Quote:
Originally Posted by
stelligent 
Still think Samsung and Microsoft cannot innovate?
Exactly. They are incapable of innovation. Is that clear enough for you?
Do you really think this lame crap is innovation? A display technology from years ago, still with no practical use? An "EXTREME"TM blue sky design concept video of a product that doesn't exist? Surely you didn't swallow the pitch,
"Microsoft Chief Technical Strategy Officer Eric Rudder also showed off video from a lab test in which a display was projected onto an entire room, allowing a player to become more fully immersed in an Xbox game."
This video is not the product of a "lab." It's the product of some desperate marketing morons who forced their minions to produce some eye candy to give to their moron boss. Nothing will come of it.
Just so you know MS and Samsung have definitely invented some things. But neither company has ever innovated anything in the way of consumer products. Ironically enough, you nearly had the correct notion of innovation when you said,
Quote:
Originally Posted by
stelligent 
. . . success in delivering their innovation as a packaged products.
In truth, "successfully delivering usable and useful technology as a valuable packaged product" is essentially the definition of innovation.

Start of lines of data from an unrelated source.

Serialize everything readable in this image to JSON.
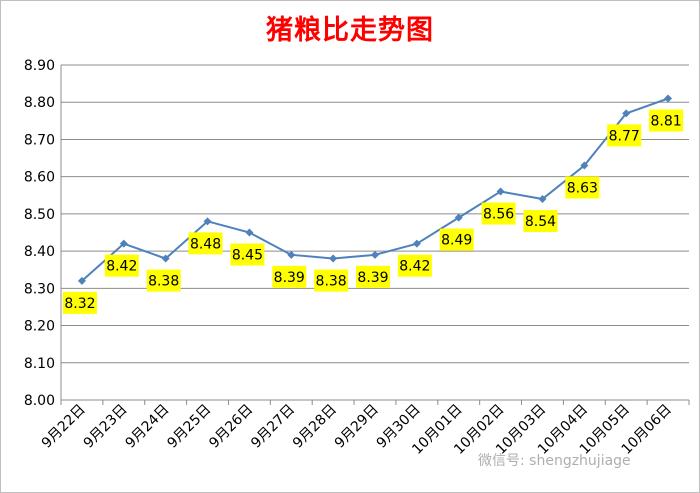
{
  "chart_data": {
    "type": "line",
    "title": "猪粮比走势图",
    "categories": [
      "9月22日",
      "9月23日",
      "9月24日",
      "9月25日",
      "9月26日",
      "9月27日",
      "9月28日",
      "9月29日",
      "9月30日",
      "10月01日",
      "10月02日",
      "10月03日",
      "10月04日",
      "10月05日",
      "10月06日"
    ],
    "values": [
      8.32,
      8.42,
      8.38,
      8.48,
      8.45,
      8.39,
      8.38,
      8.39,
      8.42,
      8.49,
      8.56,
      8.54,
      8.63,
      8.77,
      8.81
    ],
    "data_labels": [
      "8.32",
      "8.42",
      "8.38",
      "8.48",
      "8.45",
      "8.39",
      "8.38",
      "8.39",
      "8.42",
      "8.49",
      "8.56",
      "8.54",
      "8.63",
      "8.77",
      "8.81"
    ],
    "yticks": [
      "8.00",
      "8.10",
      "8.20",
      "8.30",
      "8.40",
      "8.50",
      "8.60",
      "8.70",
      "8.80",
      "8.90"
    ],
    "ylim": [
      8.0,
      8.9
    ],
    "xlabel": "",
    "ylabel": "",
    "grid": true,
    "legend": "none",
    "line_color": "#4f81bd",
    "label_bg_color": "#ffff00",
    "title_color": "#ff0000"
  },
  "watermark": "微信号: shengzhujiage"
}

If it's not successfully delivered, it's not innovative. If it's not a usable and useful product, it isn't innovative. If users don't value it, it isn't innovative. If you aren't leading the way, the differentiating value doesn't exist, and it isn't innovative. That last thing — following innovation, that's what Samsung and Microsoft (and most successful companies) do very well. But actual innovation, that's rare.